Il ritorno (atteso) sul grande schermo per Alejandro Amenábar non è certamente di quelli da ricordare.

Il regista iberico, autore di opere (Tesis, Apri gli occhi, The others, Mare dentro, Agorà) che hanno ricevuto importanti consensi di critica e di pubblico, questa volta proprio non convince.

L’umanesimo a contraddistinguere la sua produzione, l’empatia (con lo spettatore) per la quale la sua penna di attento, solido sceneggiatore è riuscita a delineare personaggi di grande spessore psicologico-morale capaci di rimanere scolpiti nella memoria di chi si è accostato ai suoi lavori, qui sono appena rintracciabili, quanto basta per fornire di valide/credibili argomentazioni la storia malamente imbastita, altra ennesima variante di inferno sulla terra e prima di tutto dentro se stessi.

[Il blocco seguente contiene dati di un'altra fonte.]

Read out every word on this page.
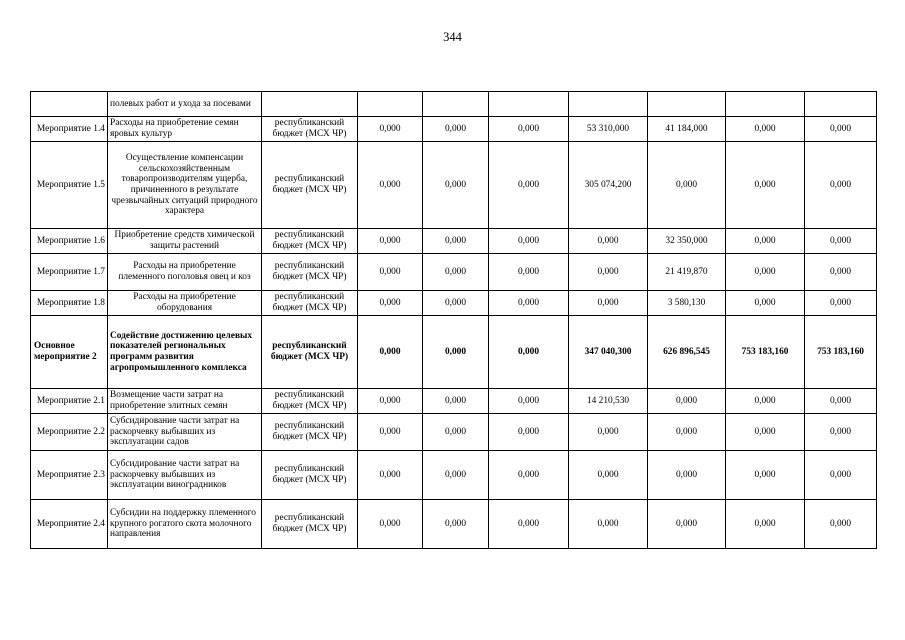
344
	полевых работ и ухода за посевами								
Мероприятие 1.4	Расходы на приобретение семян яровых культур	республиканский бюджет (МСХ ЧР)	0,000	0,000	0,000	53 310,000	41 184,000	0,000	0,000
Мероприятие 1.5	Осуществление компенсации сельскохозяйственным товаропроизводителям ущерба, причиненного в результате чрезвычайных ситуаций природного характера	республиканский бюджет (МСХ ЧР)	0,000	0,000	0,000	305 074,200	0,000	0,000	0,000
Мероприятие 1.6	Приобретение средств химической защиты растений	республиканский бюджет (МСХ ЧР)	0,000	0,000	0,000	0,000	32 350,000	0,000	0,000
Мероприятие 1.7	Расходы на приобретение племенного поголовья овец и коз	республиканский бюджет (МСХ ЧР)	0,000	0,000	0,000	0,000	21 419,870	0,000	0,000
Мероприятие 1.8	Расходы на приобретение оборудования	республиканский бюджет (МСХ ЧР)	0,000	0,000	0,000	0,000	3 580,130	0,000	0,000
Основное мероприятие 2	Содействие достижению целевых показателей региональных программ развития агропромышленного комплекса	республиканский бюджет (МСХ ЧР)	0,000	0,000	0,000	347 040,300	626 896,545	753 183,160	753 183,160
Мероприятие 2.1	Возмещение части затрат на приобретение элитных семян	республиканский бюджет (МСХ ЧР)	0,000	0,000	0,000	14 210,530	0,000	0,000	0,000
Мероприятие 2.2	Субсидирование части затрат на раскорчевку выбывших из эксплуатации садов	республиканский бюджет (МСХ ЧР)	0,000	0,000	0,000	0,000	0,000	0,000	0,000
Мероприятие 2.3	Субсидирование части затрат на раскорчевку выбывших из эксплуатации виноградников	республиканский бюджет (МСХ ЧР)	0,000	0,000	0,000	0,000	0,000	0,000	0,000
Мероприятие 2.4	Субсидии на поддержку племенного крупного рогатого скота молочного направления	республиканский бюджет (МСХ ЧР)	0,000	0,000	0,000	0,000	0,000	0,000	0,000
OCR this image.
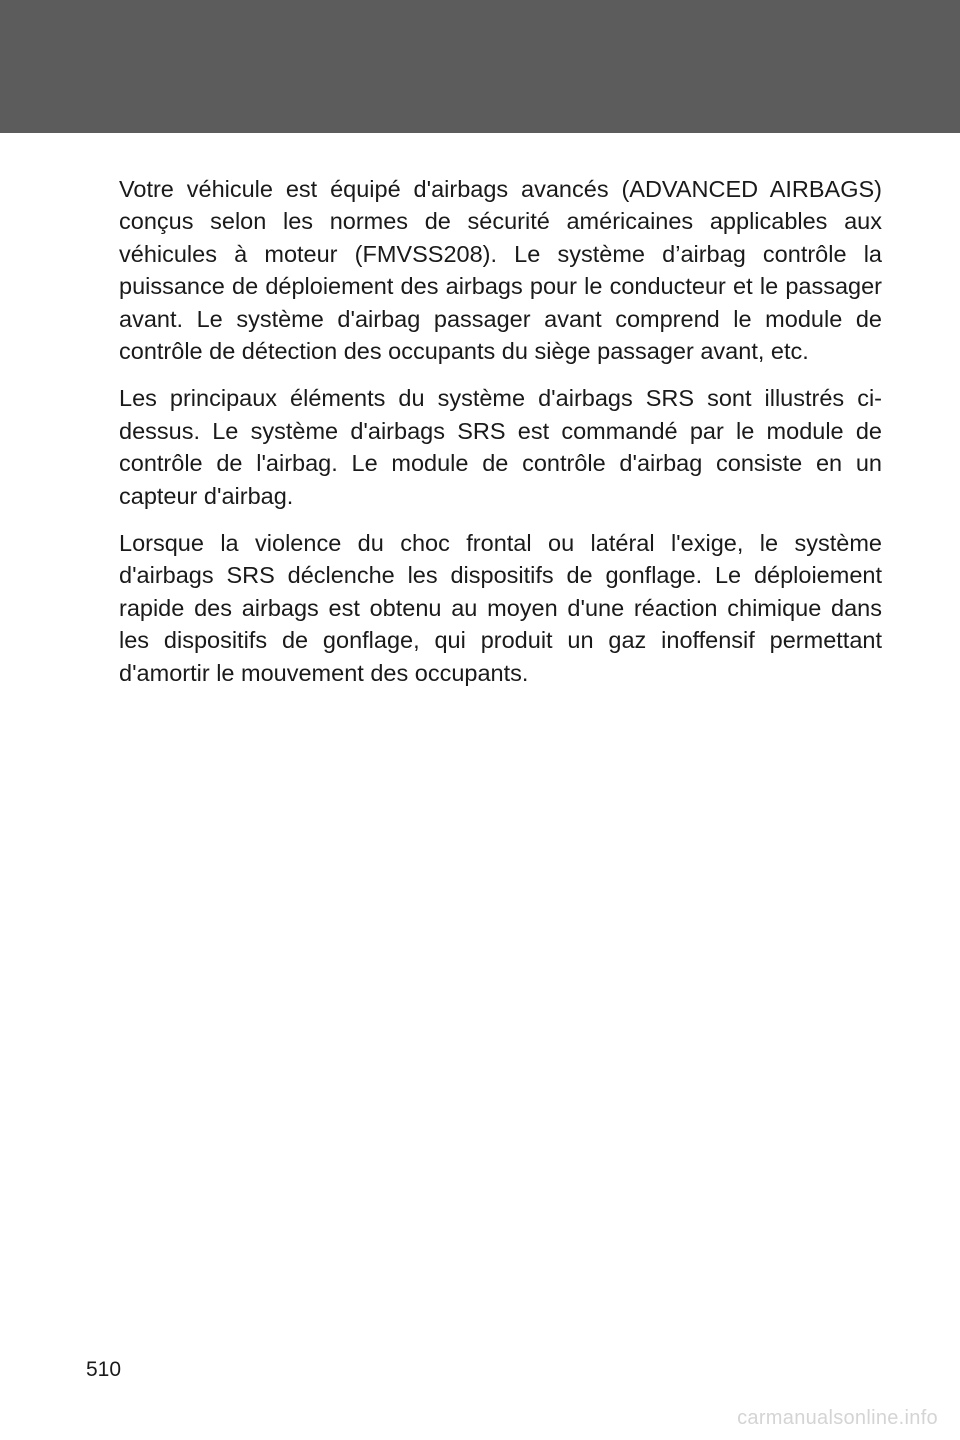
Votre véhicule est équipé d'airbags avancés (ADVANCED AIRBAGS) conçus selon les normes de sécurité américaines applicables aux véhicules à moteur (FMVSS208). Le système d’airbag contrôle la puissance de déploiement des airbags pour le conducteur et le passager avant. Le système d'airbag passager avant comprend le module de contrôle de détection des occupants du siège passager avant, etc.

Les principaux éléments du système d'airbags SRS sont illustrés ci-dessus. Le système d'airbags SRS est commandé par le module de contrôle de l'airbag. Le module de contrôle d'airbag consiste en un capteur d'airbag.

Lorsque la violence du choc frontal ou latéral l'exige, le système d'airbags SRS déclenche les dispositifs de gonflage. Le déploiement rapide des airbags est obtenu au moyen d'une réaction chimique dans les dispositifs de gonflage, qui produit un gaz inoffensif permettant d'amortir le mouvement des occupants.

510
carmanualsonline.info
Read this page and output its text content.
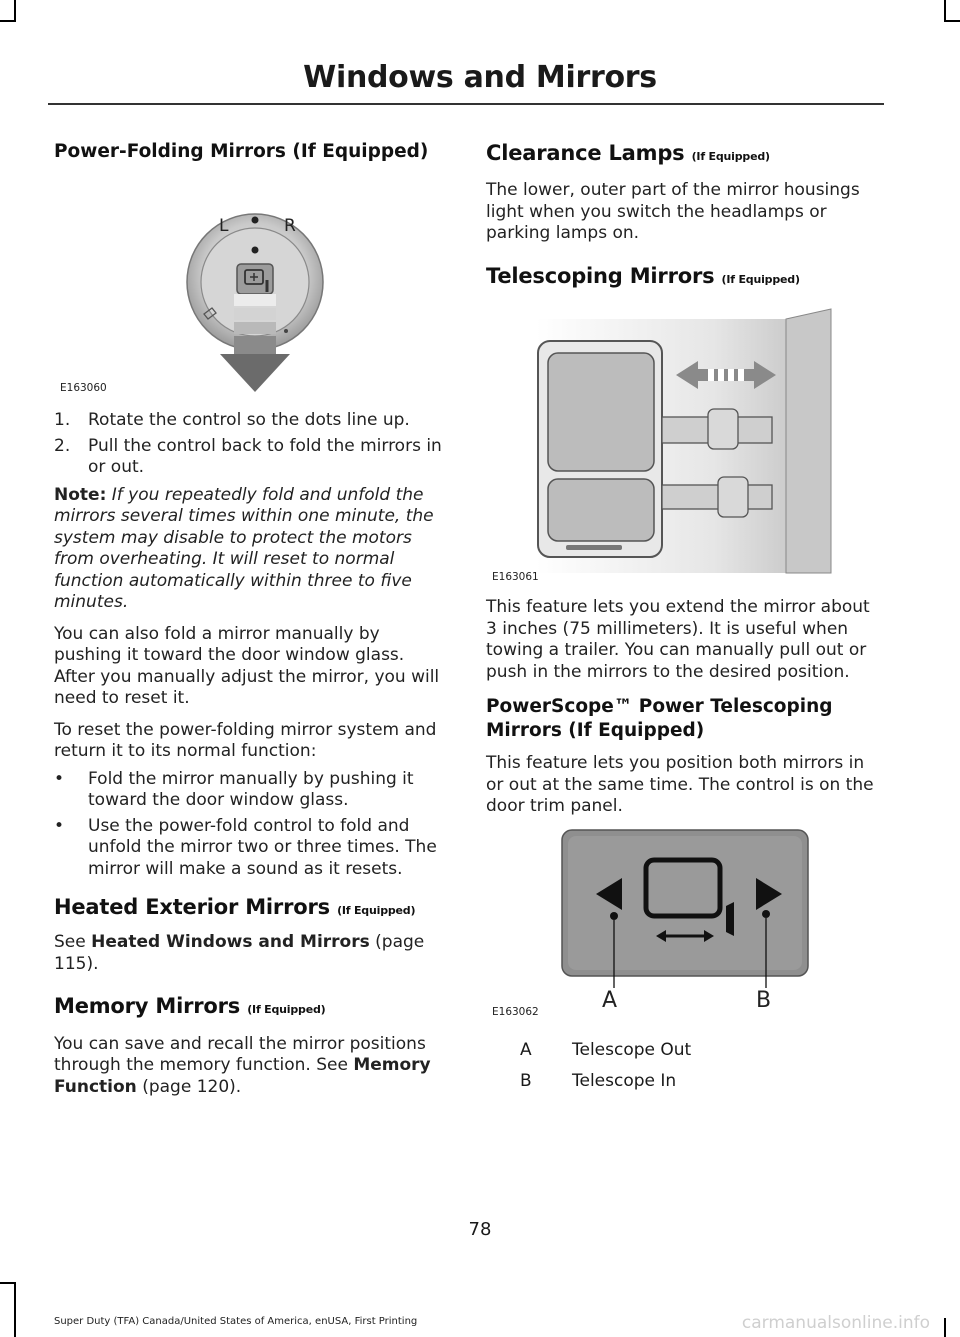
Windows and Mirrors
Power-Folding Mirrors (If Equipped)
L	R
E163060
1. Rotate the control so the dots line up.
2. Pull the control back to fold the mirrors in or out.

Note: If you repeatedly fold and unfold the mirrors several times within one minute, the system may disable to protect the motors from overheating. It will reset to normal function automatically within three to five minutes.

You can also fold a mirror manually by pushing it toward the door window glass. After you manually adjust the mirror, you will need to reset it.

To reset the power-folding mirror system and return it to its normal function:

• Fold the mirror manually by pushing it toward the door window glass.
• Use the power-fold control to fold and unfold the mirror two or three times. The mirror will make a sound as it resets.
Heated Exterior Mirrors (If Equipped)

See Heated Windows and Mirrors (page 115).

Memory Mirrors (If Equipped)

You can save and recall the mirror positions through the memory function. See Memory Function (page 120).

Clearance Lamps (If Equipped)

The lower, outer part of the mirror housings light when you switch the headlamps or parking lamps on.

Telescoping Mirrors (If Equipped)
E163061

This feature lets you extend the mirror about 3 inches (75 millimeters). It is useful when towing a trailer. You can manually pull out or push in the mirrors to the desired position.

PowerScope™ Power Telescoping Mirrors (If Equipped)

This feature lets you position both mirrors in or out at the same time. The control is on the door trim panel.

A	B
E163062
A	Telescope Out
B	Telescope In
78
Super Duty (TFA) Canada/United States of America, enUSA, First Printing	carmanualsonline.info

Ed infatti, il film, un thriller poliziesco che batte i sentieri insidiosi del satanismo, delle sette adoratici del Maligno proliferanti nelle piccole arretrate città di provincia coi loro macabri rituali e i brutali sacrifici di sangue, fin dalle primissime battute sa immergerci nella torbida vicenda e attirare da subito la nostra attenzione, grazie anche all’ottima confezione di cui si fa forte.

La fluida sapiente direzione di matrice classica ma non vetusta, la giusta opprimente atmosfera resa da una fotografia perennemente cupa e plumbea, un commento musicale vagamente hitchcockiano in grado di conferire drammaticità e ammantare di seriosità i fatti che vediamo scorrere sullo schermo, i frequenti momenti onirici di suggestiva efficacia rendono il racconto appetibile, alzando di molto le aspettative riguardo ad un intreccio che, nel suo dipanarsi, immaginiamo assolutamente accattivante e ad un epilogo -di certo- per nulla scontato, all’altezza di un discorso profondo e mai banale, che fuoriesca dai confini del filone satanista per allargarsi a riflessioni esistenziali universali.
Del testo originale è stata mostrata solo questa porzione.